Disminuyen los casos de sarampión en Guatemala gracias a la vacunación
Guatemala ha logrado reducir significativamente los casos semanales de sarampión, en un 80% desde su pico de contagios. Esta mejora se debe a la intensa campaña de vacunación y vigilancia sanitaria implementada por el Ministerio de Salud.

Recientemente, Guatemala ha reportado una notable disminución de los casos semanales de sarampión, que han caído en un 80% tras alcanzar un pico de contagios entre abril y mayo. Según declaraciones del ministro de Salud, Joaquín Barnoya, este cambio se atribuye al esfuerzo realizado en la campaña de vacunación y a la vigilancia de la salud pública. A pesar de esta mejora, la enfermedad aún permanece activa, con un total acumulado de 28.543 contagios desde enero de 2026, y 475 de ellos confirmados en la última semana de datos disponibles.
A lo largo del brote, que tuvo su inicio en Santiago Atitlán, Sololá, luego de ocho años sin casos en el país, las autoridades han administrado más de 1,4 millones de dosis de vacunas contra el sarampión, y cuentan con más de un millón de dosis adicionales a disposición de la población. Esta intervención ha sido fundamental, ya que el 67,4% de las personas infectadas no estaban vacunadas, lo que evidencia la importancia de mantener altas tasas de inmunización para prevenir la propagación del virus.
El brote se inició con la infección de una joven de 17 años que regresó de Alemania, y desde entonces la enfermedad se diseminó rápidamente, con la mayoría de los casos reportados en edades de 20 a 39 años. A los menores de cuatro años también se les ha visto gravemente afectados, representando el 17% de los contagios.
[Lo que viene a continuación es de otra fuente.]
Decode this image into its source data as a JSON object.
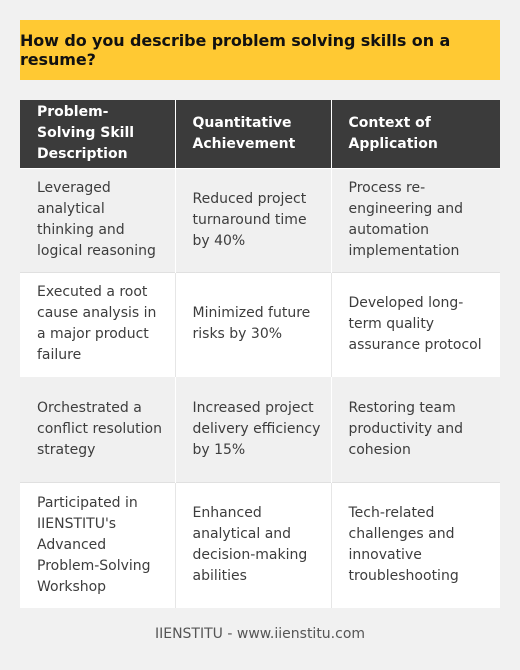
{
  "title": "How do you describe problem solving skills on a resume?",
  "table": {
    "headers": [
      "Problem-Solving Skill Description",
      "Quantitative Achievement",
      "Context of Application"
    ],
    "rows": [
      [
        "Leveraged analytical thinking and logical reasoning",
        "Reduced project turnaround time by 40%",
        "Process re-engineering and automation implementation"
      ],
      [
        "Executed a root cause analysis in a major product failure",
        "Minimized future risks by 30%",
        "Developed long-term quality assurance protocol"
      ],
      [
        "Orchestrated a conflict resolution strategy",
        "Increased project delivery efficiency by 15%",
        "Restoring team productivity and cohesion"
      ],
      [
        "Participated in IIENSTITU's Advanced Problem-Solving Workshop",
        "Enhanced analytical and decision-making abilities",
        "Tech-related challenges and innovative troubleshooting"
      ]
    ]
  },
  "footer": "IIENSTITU - www.iienstitu.com",
  "colors": {
    "title_bg": "#ffc933",
    "header_bg": "#3b3b3b",
    "page_bg": "#f1f1f1"
  }
}
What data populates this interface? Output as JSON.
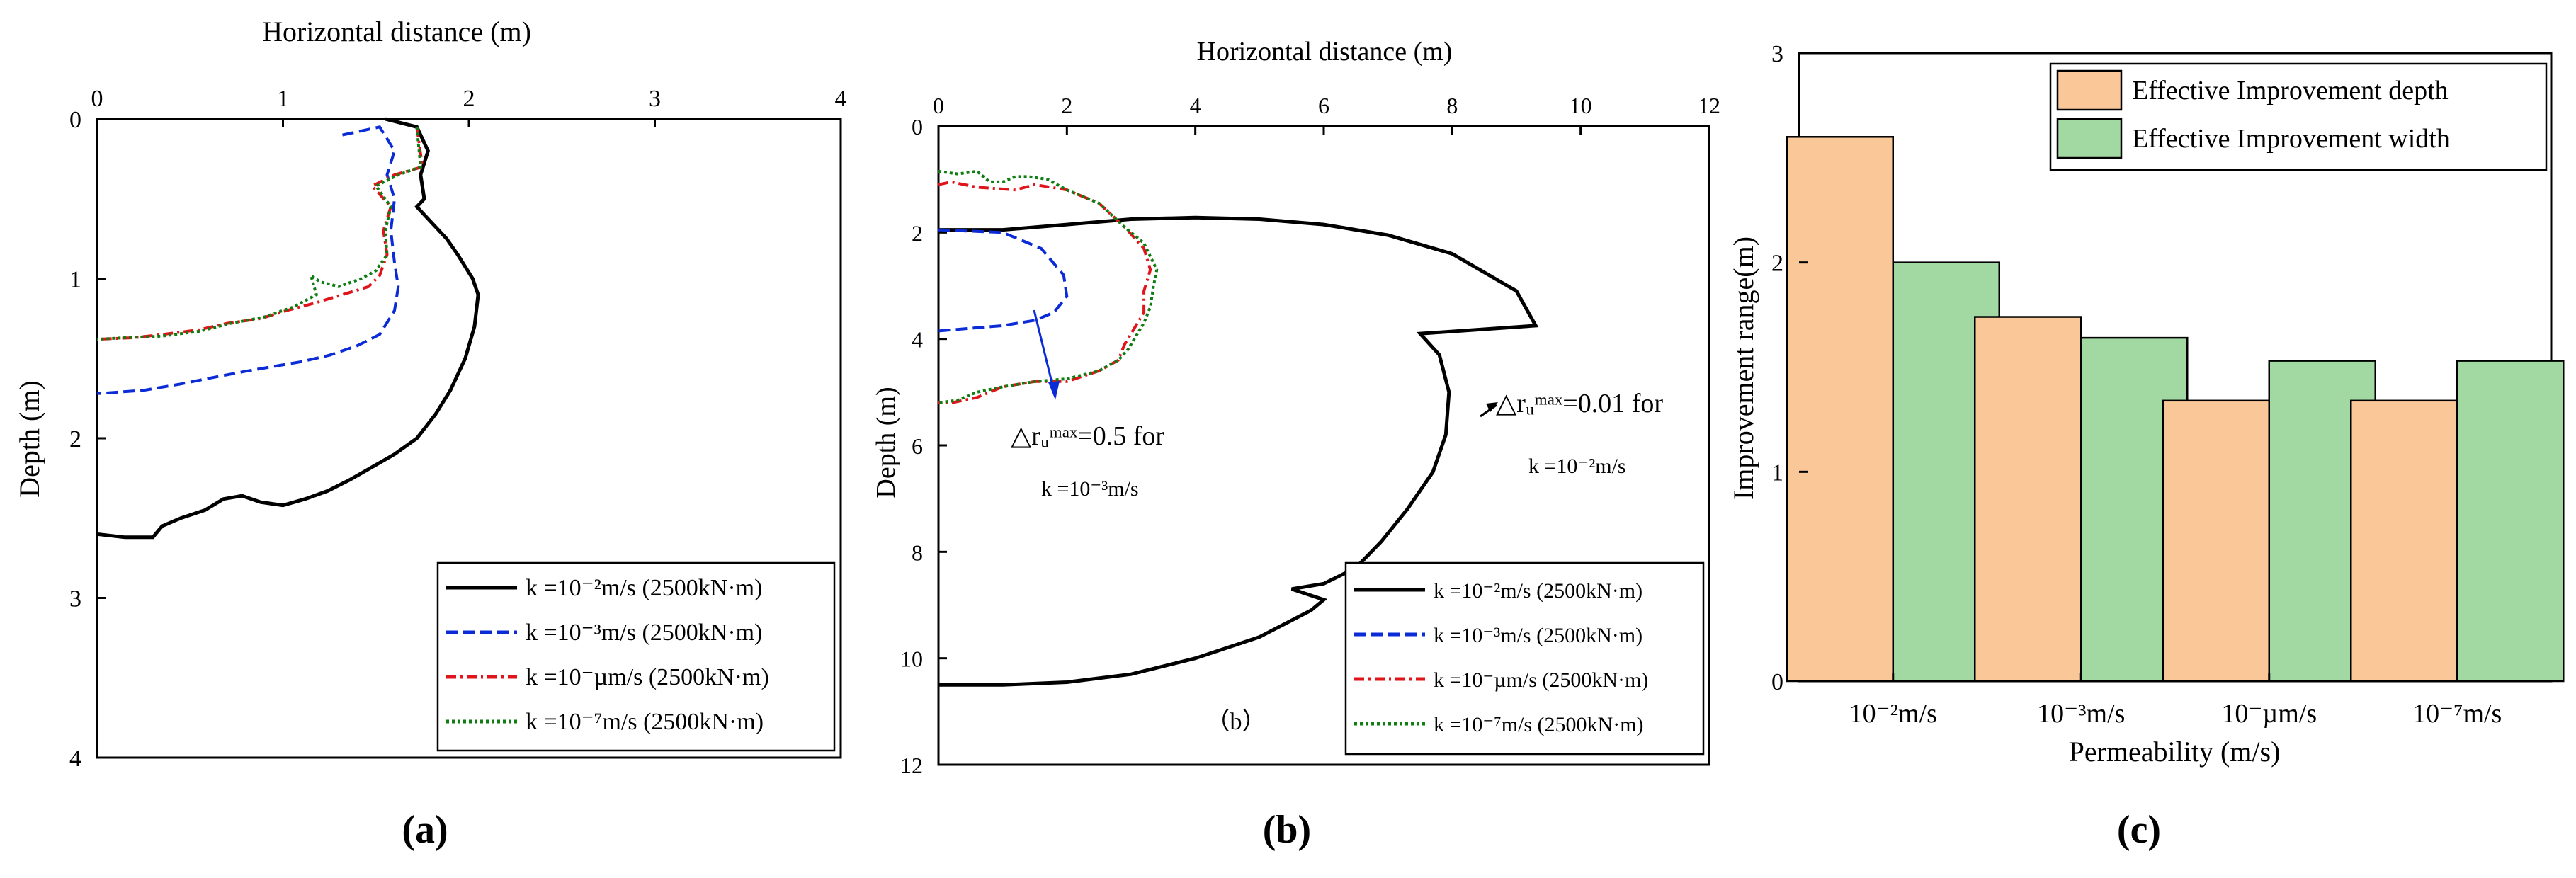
{
  "chart_data": [
    {
      "panel": "a",
      "type": "line",
      "caption": "(a)",
      "xlabel": "Horizontal distance (m)",
      "ylabel": "Depth (m)",
      "xlim": [
        0,
        4
      ],
      "ylim": [
        4,
        0
      ],
      "xticks": [
        "0",
        "1",
        "2",
        "3",
        "4"
      ],
      "yticks": [
        "0",
        "1",
        "2",
        "3",
        "4"
      ],
      "legend_position": "bottom-right",
      "series": [
        {
          "name": "k =10⁻²m/s (2500kN·m)",
          "color": "#000000",
          "style": "solid",
          "x": [
            1.55,
            1.72,
            1.78,
            1.74,
            1.76,
            1.72,
            1.8,
            1.88,
            1.94,
            2.02,
            2.05,
            2.03,
            1.98,
            1.9,
            1.82,
            1.72,
            1.6,
            1.48,
            1.36,
            1.24,
            1.12,
            1.0,
            0.88,
            0.78,
            0.68,
            0.58,
            0.45,
            0.35,
            0.3,
            0.15,
            0.0
          ],
          "y": [
            0.0,
            0.05,
            0.2,
            0.35,
            0.5,
            0.55,
            0.65,
            0.75,
            0.85,
            1.0,
            1.1,
            1.3,
            1.5,
            1.7,
            1.85,
            2.0,
            2.1,
            2.18,
            2.26,
            2.33,
            2.38,
            2.42,
            2.4,
            2.36,
            2.38,
            2.45,
            2.5,
            2.55,
            2.62,
            2.62,
            2.6
          ]
        },
        {
          "name": "k =10⁻³m/s (2500kN·m)",
          "color": "#0b2bd6",
          "style": "dashed",
          "x": [
            1.32,
            1.52,
            1.6,
            1.56,
            1.6,
            1.58,
            1.6,
            1.62,
            1.6,
            1.52,
            1.4,
            1.25,
            1.1,
            0.95,
            0.8,
            0.62,
            0.45,
            0.25,
            0.0
          ],
          "y": [
            0.1,
            0.05,
            0.2,
            0.35,
            0.5,
            0.7,
            0.9,
            1.05,
            1.2,
            1.35,
            1.42,
            1.48,
            1.52,
            1.55,
            1.58,
            1.62,
            1.66,
            1.7,
            1.72
          ]
        },
        {
          "name": "k =10⁻µm/s (2500kN·m)",
          "color": "#e0151b",
          "style": "dashdot",
          "x": [
            1.72,
            1.75,
            1.6,
            1.48,
            1.58,
            1.54,
            1.56,
            1.52,
            1.46,
            1.32,
            1.18,
            1.02,
            0.88,
            0.7,
            0.55,
            0.35,
            0.2,
            0.0
          ],
          "y": [
            0.05,
            0.3,
            0.35,
            0.42,
            0.55,
            0.7,
            0.85,
            0.98,
            1.05,
            1.1,
            1.15,
            1.2,
            1.25,
            1.28,
            1.32,
            1.35,
            1.37,
            1.38
          ]
        },
        {
          "name": "k =10⁻⁷m/s (2500kN·m)",
          "color": "#0f7d12",
          "style": "dotted",
          "x": [
            1.72,
            1.74,
            1.62,
            1.5,
            1.58,
            1.55,
            1.56,
            1.5,
            1.42,
            1.3,
            1.2,
            1.15,
            1.18,
            1.05,
            0.9,
            0.72,
            0.55,
            0.35,
            0.15,
            0.0
          ],
          "y": [
            0.05,
            0.3,
            0.35,
            0.42,
            0.55,
            0.7,
            0.85,
            0.95,
            1.0,
            1.05,
            1.02,
            0.98,
            1.1,
            1.18,
            1.24,
            1.28,
            1.33,
            1.36,
            1.37,
            1.38
          ]
        }
      ]
    },
    {
      "panel": "b",
      "type": "line",
      "caption": "(b)",
      "inner_label": "（b）",
      "xlabel": "Horizontal distance (m)",
      "ylabel": "Depth (m)",
      "xlim": [
        0,
        12
      ],
      "ylim": [
        12,
        0
      ],
      "xticks": [
        "0",
        "2",
        "4",
        "6",
        "8",
        "10",
        "12"
      ],
      "yticks": [
        "0",
        "2",
        "4",
        "6",
        "8",
        "10",
        "12"
      ],
      "legend_position": "bottom-right",
      "annotations": [
        {
          "text": "△rᵤᵐᵃˣ=0.5 for",
          "sub": "k =10⁻³m/s",
          "color": "#0b2bd6",
          "x": 1.5,
          "y": 4.3
        },
        {
          "text": "△rᵤᵐᵃˣ=0.01 for",
          "sub": "k =10⁻²m/s",
          "color": "#000000",
          "x": 9.3,
          "y": 3.7
        }
      ],
      "series": [
        {
          "name": "k =10⁻²m/s (2500kN·m)",
          "color": "#000000",
          "style": "solid",
          "x": [
            0.0,
            1.0,
            2.0,
            3.0,
            4.0,
            5.0,
            6.0,
            7.0,
            8.0,
            9.0,
            9.3,
            7.5,
            7.8,
            7.95,
            7.9,
            7.7,
            7.3,
            6.9,
            6.5,
            6.0,
            5.5,
            6.0,
            5.8,
            5.0,
            4.0,
            3.0,
            2.0,
            1.0,
            0.0
          ],
          "y": [
            1.95,
            1.95,
            1.85,
            1.75,
            1.72,
            1.75,
            1.85,
            2.05,
            2.4,
            3.1,
            3.75,
            3.9,
            4.3,
            5.0,
            5.8,
            6.5,
            7.2,
            7.8,
            8.3,
            8.6,
            8.7,
            8.9,
            9.1,
            9.6,
            10.0,
            10.3,
            10.45,
            10.5,
            10.5
          ]
        },
        {
          "name": "k =10⁻³m/s (2500kN·m)",
          "color": "#0b2bd6",
          "style": "dashed",
          "x": [
            0.0,
            1.0,
            1.6,
            1.95,
            2.0,
            1.8,
            1.5,
            1.0,
            0.5,
            0.0
          ],
          "y": [
            1.95,
            2.0,
            2.3,
            2.8,
            3.2,
            3.5,
            3.65,
            3.75,
            3.8,
            3.85
          ]
        },
        {
          "name": "k =10⁻µm/s (2500kN·m)",
          "color": "#e0151b",
          "style": "dashdot",
          "x": [
            0.0,
            0.2,
            0.6,
            1.2,
            1.5,
            2.0,
            2.5,
            2.9,
            3.2,
            3.3,
            3.2,
            3.2,
            3.0,
            2.9,
            2.8,
            2.5,
            2.0,
            1.5,
            1.0,
            0.6,
            0.2,
            0.0
          ],
          "y": [
            1.1,
            1.05,
            1.15,
            1.2,
            1.1,
            1.2,
            1.45,
            1.9,
            2.3,
            2.7,
            3.1,
            3.5,
            3.9,
            4.1,
            4.4,
            4.6,
            4.8,
            4.8,
            4.9,
            5.1,
            5.2,
            5.2
          ]
        },
        {
          "name": "k =10⁻⁷m/s (2500kN·m)",
          "color": "#0f7d12",
          "style": "dotted",
          "x": [
            0.0,
            0.3,
            0.6,
            0.8,
            1.0,
            1.2,
            1.4,
            1.7,
            2.0,
            2.5,
            2.9,
            3.2,
            3.4,
            3.35,
            3.3,
            3.2,
            3.05,
            2.95,
            2.8,
            2.5,
            2.0,
            1.5,
            1.0,
            0.6,
            0.3,
            0.0
          ],
          "y": [
            0.85,
            0.9,
            0.85,
            1.05,
            1.05,
            0.95,
            0.95,
            1.0,
            1.2,
            1.45,
            1.9,
            2.2,
            2.7,
            3.0,
            3.4,
            3.7,
            4.0,
            4.2,
            4.4,
            4.6,
            4.75,
            4.8,
            4.9,
            5.0,
            5.15,
            5.2
          ]
        }
      ]
    },
    {
      "panel": "c",
      "type": "bar",
      "caption": "(c)",
      "xlabel": "Permeability (m/s)",
      "ylabel": "Improvement range(m)",
      "ylim": [
        0,
        3
      ],
      "yticks": [
        "0",
        "1",
        "2",
        "3"
      ],
      "categories": [
        "10⁻²m/s",
        "10⁻³m/s",
        "10⁻µm/s",
        "10⁻⁷m/s"
      ],
      "legend_position": "top-right",
      "series": [
        {
          "name": "Effective Improvement depth",
          "color": "#fac898",
          "values": [
            2.6,
            1.74,
            1.34,
            1.34
          ]
        },
        {
          "name": "Effective Improvement width",
          "color": "#a2d9a2",
          "values": [
            2.0,
            1.64,
            1.53,
            1.53
          ]
        }
      ]
    }
  ]
}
Las autoridades sanitarias han hecho un llamado a la población para que se mantenga alerta a síntomas compatibles con el sarampión y acuda a centros de salud para recibir atención adecuada.
Durante el brote, se han producido 28 muertes relacionadas con la enfermedad en varios departamentos, siendo el departamento de Guatemala el que concentra el mayor número de casos (37,5%). Las complicaciones derivadas del sarampión, como la neumonía y la encefalitis, han sido identificadas como las principales causas de mortalidad en estos contagios. Es alarmante recordar que de los fallecidos, el 61% no estaba vacunado, lo que subraya la necesidad de aumentar la cobertura de vacunación para proteger a las poblaciones más vulnerables.
El ministerio continúa trabajando para fortalecer la respuesta ante el sarampión y espera mantener la tendencia a la baja en los contagios mediante relevamientos y campañas educativas. Barnoya hizo un llamado colectivo a la acción, indicando que "el sarampión nos puede contagiar a todos, pero todos juntos podemos detener el sarampión", enfatizando la importancia de la colaboración comunitaria en la salud pública.